Certain friendships play a part in history in that without the relationship history itself might have been different. FDR and Winston Churchill for example. It works negatively too, just look at Lyndon Johnson and Bobby Kennedy.
In gangland lore and this was by no means easy in those clannish days the friendship of Italian Charles Luciano with Jewish Meyer Lansky. Crossing ethnic and religious lines was by no means easy then, but these two formed the national syndicate of organized crime that still is in operation.
Richard Dreyfuss and Anthony LaPaglia play the mature Lansky and Luciano characters. Eric Roberts is Ben Siegel otherwise known to those who didn't know him as Bugsy. You've seen parts of the story in Mobsters from Luciano's point of view and in Warren Beatty's film Bugsy. In Lansky the same story is now told from Meyer's point of view. The kid who saw pogroms in Poland and who fought with Ben Siegel's help on New York's mean streets to stay alive.
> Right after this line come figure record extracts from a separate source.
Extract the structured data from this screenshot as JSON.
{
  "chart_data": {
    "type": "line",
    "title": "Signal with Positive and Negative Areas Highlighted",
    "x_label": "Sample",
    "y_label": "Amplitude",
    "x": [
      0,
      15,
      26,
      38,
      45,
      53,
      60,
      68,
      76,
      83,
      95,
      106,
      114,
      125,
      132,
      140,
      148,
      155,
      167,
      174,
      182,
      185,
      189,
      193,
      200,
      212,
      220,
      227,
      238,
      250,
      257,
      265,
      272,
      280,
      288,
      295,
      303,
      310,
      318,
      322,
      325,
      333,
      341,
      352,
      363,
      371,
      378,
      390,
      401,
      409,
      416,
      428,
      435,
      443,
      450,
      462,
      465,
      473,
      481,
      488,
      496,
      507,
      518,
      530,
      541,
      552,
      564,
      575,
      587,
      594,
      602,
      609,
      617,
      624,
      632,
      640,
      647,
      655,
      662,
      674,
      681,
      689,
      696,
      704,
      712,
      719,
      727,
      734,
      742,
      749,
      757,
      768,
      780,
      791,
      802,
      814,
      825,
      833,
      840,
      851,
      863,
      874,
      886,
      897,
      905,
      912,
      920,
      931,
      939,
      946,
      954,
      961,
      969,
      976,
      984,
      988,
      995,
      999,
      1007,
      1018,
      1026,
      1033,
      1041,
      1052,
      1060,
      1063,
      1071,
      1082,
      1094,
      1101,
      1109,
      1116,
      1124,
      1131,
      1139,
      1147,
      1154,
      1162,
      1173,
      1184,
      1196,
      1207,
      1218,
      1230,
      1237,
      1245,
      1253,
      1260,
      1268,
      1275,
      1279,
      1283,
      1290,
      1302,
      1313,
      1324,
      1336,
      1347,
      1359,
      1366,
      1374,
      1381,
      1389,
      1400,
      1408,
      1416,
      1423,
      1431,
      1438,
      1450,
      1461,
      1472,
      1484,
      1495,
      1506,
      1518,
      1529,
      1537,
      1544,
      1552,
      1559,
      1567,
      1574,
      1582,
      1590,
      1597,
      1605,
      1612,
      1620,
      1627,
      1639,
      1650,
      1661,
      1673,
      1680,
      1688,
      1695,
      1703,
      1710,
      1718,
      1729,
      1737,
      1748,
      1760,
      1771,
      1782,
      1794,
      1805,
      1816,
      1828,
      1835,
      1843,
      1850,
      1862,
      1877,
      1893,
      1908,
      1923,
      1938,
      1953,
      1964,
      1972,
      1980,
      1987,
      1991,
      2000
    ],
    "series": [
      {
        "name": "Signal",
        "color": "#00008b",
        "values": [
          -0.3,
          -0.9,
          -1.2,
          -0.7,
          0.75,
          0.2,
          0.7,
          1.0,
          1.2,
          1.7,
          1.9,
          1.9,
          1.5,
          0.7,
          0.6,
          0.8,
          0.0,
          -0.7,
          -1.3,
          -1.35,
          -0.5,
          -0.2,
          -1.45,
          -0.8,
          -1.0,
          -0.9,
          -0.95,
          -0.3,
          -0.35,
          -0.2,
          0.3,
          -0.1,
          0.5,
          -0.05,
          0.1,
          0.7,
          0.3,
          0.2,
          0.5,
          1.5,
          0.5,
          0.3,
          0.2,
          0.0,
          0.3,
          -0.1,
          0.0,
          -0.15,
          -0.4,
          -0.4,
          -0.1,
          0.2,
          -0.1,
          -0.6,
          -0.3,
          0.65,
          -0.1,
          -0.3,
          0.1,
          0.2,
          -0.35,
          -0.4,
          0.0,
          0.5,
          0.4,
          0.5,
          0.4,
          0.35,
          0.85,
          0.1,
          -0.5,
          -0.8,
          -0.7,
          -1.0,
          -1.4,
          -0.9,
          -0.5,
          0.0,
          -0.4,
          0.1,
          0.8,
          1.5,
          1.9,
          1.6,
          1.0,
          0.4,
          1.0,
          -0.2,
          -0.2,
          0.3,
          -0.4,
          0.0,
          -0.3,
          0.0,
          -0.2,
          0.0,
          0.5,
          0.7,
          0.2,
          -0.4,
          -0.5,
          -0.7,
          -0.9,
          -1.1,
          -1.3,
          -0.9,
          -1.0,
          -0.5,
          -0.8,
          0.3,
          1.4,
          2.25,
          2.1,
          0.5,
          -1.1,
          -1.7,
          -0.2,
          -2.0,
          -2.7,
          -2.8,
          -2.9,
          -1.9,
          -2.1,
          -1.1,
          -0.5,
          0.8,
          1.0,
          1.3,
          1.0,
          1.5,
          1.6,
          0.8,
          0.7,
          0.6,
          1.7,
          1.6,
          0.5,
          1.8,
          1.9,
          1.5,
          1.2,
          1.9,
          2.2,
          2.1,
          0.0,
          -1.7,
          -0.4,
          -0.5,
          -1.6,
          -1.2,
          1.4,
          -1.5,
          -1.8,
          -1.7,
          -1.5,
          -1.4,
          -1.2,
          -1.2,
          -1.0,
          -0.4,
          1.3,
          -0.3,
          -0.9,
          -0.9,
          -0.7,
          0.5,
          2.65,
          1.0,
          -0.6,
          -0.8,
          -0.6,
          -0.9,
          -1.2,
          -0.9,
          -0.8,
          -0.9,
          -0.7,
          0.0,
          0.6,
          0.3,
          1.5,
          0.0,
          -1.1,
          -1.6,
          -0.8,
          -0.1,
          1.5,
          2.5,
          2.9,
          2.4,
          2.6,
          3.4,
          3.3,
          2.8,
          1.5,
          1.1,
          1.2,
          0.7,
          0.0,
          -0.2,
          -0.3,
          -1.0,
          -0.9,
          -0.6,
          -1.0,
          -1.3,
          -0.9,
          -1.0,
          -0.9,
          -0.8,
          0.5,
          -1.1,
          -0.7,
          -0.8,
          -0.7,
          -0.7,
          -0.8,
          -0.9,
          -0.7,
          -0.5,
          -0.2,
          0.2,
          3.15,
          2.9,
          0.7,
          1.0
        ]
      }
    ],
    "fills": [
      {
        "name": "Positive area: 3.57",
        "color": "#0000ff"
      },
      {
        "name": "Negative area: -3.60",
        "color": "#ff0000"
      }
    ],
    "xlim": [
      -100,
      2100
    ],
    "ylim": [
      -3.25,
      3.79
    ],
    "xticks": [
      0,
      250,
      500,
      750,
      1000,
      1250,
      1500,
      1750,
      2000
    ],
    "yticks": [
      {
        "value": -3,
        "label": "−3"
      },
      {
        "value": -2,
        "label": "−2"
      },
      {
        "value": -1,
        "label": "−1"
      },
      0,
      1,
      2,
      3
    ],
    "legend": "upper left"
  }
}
The main component of the Lansky Legend is that the man was never convicted of a major crime. As Dreyfuss says you keep it all in your head and write nothing down. You do have to have prodigious memory to do that and apparently Lansky did.
The story is told in flashback with an aging Dreyfuss in Israel hoping to settle there the rest of his days exercising the law of return. Politics intervened and he couldn't do it. He has some interesting explanations why.
It ain't exactly history but pretty close. These people fascinate us and will do so for the next century.